Il rischio, se si sta sempre a ragionare, è che, pur partendo dal presupposto di non disprezzare alcuna visione ed onorare la verità, da qualunque parte provenga e qualunque veste indossi (essendo tutti raggi del medesimo Sole), si rischi di fare la fine dei ciechi di cui parla il Buddha.
"Buddha, il Beato, ci narra la parabola dei ciechi e dell’elefante a dimostrazione che una conoscenza parziale conduce sempre al bigottismo ed al fanatismo. Una volta un gruppo di discepoli si recò nella città di Śrāvastī per chiedere l’elemosina. Ivi trovarono dei settari che disputavano tra loro sostenendo: «È questa la verità, non quella». Dopo aver ascoltato queste opinioni discordanti, tornarono dall’Ispirato descrivendo quanto avevano visto e sentito.
Allora Egli disse: «Questi settari sono ciechi. Non conoscono né il reale, né il non reale; non conoscono la verità e non conoscono la non verità. In un tale stato di ignoranza non possono che disputare e litigare come voi descrivete. Miei cari, tempo fa, in questa stessa città di Śrāvastī c’era un rājā (re), il quale rivolgendosi ad un tale gli disse: “Vieni qui, buon uomo! Va’ e portami tutti i ciechi che trovi a Śrāvastī!”. “Molto bene, Maestà” rispose l’uomo, ed in obbedienza al rājā raccolse tutti i ciechi e li portò con sé al palazzo.
Giunto al cospetto del re disse: “Vostra Maestà, ecco qui tutti i ciechi di Śrāvastī.”. “Adesso, buon uomo, mostra loro un elefante” rispose il re. “Molto bene, Vostra Maestà” replicò l’uomo e fece ciò che gli era stato ordinato dicendo: “Miei cari ciechi, questo è un elefante”. Ad uno presentò la testa dell’elefante, ad un altro l’orecchio, ad un altro ancora una zanna, la proboscide, la zampa e la coda, dicendo a ciascuno di loro che quello era l’elefante. L’uomo ritornò dal rājā dicendo: “Vostra Maestà, l’elefante è stato presentato ai ciechi. Sia fatta la tua volontà”.
Subito dopo, miei cari mendicanti, il rājā si recò dai ciechi chiedendo a ciascuno di loro: “Avete studiato l’elefante?

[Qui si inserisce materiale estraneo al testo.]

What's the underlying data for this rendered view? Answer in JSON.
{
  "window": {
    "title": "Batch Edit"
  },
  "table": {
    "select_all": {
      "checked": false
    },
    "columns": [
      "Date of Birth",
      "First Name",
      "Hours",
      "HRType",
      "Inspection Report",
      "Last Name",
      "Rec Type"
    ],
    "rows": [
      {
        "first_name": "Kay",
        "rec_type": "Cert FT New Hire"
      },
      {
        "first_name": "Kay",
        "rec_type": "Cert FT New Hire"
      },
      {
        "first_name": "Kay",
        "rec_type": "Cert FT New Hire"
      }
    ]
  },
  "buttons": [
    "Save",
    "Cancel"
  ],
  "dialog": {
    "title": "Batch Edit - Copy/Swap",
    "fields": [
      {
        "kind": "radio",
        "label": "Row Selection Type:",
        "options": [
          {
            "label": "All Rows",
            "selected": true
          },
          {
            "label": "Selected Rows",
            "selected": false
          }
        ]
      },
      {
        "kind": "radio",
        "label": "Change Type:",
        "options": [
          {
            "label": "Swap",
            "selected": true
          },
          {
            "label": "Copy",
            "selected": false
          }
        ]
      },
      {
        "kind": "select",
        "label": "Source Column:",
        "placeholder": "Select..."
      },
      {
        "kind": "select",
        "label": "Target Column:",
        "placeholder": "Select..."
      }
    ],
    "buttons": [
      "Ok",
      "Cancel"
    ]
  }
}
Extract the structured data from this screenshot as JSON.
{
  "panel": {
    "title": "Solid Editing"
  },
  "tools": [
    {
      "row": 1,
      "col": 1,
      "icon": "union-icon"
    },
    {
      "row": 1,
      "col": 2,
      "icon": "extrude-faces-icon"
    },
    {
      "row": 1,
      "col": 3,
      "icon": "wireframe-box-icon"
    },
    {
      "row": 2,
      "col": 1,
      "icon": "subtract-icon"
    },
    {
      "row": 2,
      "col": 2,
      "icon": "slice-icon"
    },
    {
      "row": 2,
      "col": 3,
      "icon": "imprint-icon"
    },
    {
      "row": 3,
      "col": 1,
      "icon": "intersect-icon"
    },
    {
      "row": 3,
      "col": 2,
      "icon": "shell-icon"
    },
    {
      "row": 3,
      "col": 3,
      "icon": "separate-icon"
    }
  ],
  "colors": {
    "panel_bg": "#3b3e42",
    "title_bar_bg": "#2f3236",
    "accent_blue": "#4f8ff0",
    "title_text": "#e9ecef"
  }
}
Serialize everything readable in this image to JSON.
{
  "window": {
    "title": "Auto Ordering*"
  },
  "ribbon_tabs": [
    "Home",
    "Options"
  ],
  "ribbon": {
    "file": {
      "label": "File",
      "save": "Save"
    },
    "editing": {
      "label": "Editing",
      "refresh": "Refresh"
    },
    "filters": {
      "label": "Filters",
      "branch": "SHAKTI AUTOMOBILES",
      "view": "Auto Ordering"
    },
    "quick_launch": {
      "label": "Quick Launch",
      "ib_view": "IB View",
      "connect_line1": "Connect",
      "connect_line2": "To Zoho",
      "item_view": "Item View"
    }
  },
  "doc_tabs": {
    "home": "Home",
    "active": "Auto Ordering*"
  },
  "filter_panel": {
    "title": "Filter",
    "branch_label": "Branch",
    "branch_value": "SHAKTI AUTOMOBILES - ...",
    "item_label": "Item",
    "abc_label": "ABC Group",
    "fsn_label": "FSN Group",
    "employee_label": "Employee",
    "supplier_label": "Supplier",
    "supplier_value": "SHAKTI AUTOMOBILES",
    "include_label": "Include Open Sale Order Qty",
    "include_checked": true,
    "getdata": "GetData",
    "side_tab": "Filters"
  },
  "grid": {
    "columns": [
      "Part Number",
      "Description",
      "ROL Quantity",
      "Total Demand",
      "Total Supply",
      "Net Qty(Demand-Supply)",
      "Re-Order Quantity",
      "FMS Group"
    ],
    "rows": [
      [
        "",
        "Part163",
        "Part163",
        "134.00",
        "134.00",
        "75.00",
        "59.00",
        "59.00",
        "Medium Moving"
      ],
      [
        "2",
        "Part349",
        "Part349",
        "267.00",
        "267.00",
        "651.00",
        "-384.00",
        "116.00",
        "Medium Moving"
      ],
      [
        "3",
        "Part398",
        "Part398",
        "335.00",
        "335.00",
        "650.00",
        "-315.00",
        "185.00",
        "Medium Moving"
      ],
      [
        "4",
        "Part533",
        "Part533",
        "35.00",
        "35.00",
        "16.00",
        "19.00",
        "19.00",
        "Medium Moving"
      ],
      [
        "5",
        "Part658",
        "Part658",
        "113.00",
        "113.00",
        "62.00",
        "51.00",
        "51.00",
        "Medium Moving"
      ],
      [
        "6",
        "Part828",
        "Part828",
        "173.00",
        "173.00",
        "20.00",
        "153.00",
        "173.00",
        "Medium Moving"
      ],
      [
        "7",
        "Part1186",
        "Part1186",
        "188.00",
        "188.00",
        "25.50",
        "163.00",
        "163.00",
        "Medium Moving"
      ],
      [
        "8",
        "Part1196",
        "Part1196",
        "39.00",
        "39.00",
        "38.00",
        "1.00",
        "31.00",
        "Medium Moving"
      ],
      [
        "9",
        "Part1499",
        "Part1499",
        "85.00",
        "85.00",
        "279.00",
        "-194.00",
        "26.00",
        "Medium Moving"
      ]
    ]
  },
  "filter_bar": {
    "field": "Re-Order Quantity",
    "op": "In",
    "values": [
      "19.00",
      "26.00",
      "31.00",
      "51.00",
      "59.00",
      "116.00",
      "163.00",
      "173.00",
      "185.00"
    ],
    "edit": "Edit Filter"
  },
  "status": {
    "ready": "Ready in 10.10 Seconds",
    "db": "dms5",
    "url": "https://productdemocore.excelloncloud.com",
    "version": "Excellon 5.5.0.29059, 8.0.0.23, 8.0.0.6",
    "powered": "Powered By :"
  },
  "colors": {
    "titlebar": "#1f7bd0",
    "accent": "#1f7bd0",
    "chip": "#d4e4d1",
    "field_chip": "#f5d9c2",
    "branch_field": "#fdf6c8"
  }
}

Allora ditemi le vostre conclusioni in proposito”. Dopodiché colui al quale era stata presentata la testa rispose: “Vostra Maestà, un elefante è come una brocca”. Quello che aveva osservato solo l’orecchio rispose: “Un elefante è come una cesta per la spulatura”. Colui al quale era stata presentata la zanna disse che era come un vomero. Quelli che conobbero solo la proboscide dissero che era come un aratro. “Il corpo - essi dissero - è un granaio; la zampa, una colonna; la schiena, un mortaio; la coda, un pestello; il ciuffo della coda, una scopa”. Quindi cominciarono a litigare, gridando: “Sì, è così!”. “No, non è così!”. “Un elefante non è questo!”. “Sì, invece è proprio come questo!” e così via, finché arrivarono ai pugni. Allora, miei cari mendicanti, quel rājā fu molto divertito della scena. E sono così anche i settari: vagabondi, ciechi che non vedono, non conoscono la verità, ma ciascuno sostiene che essa è così e così».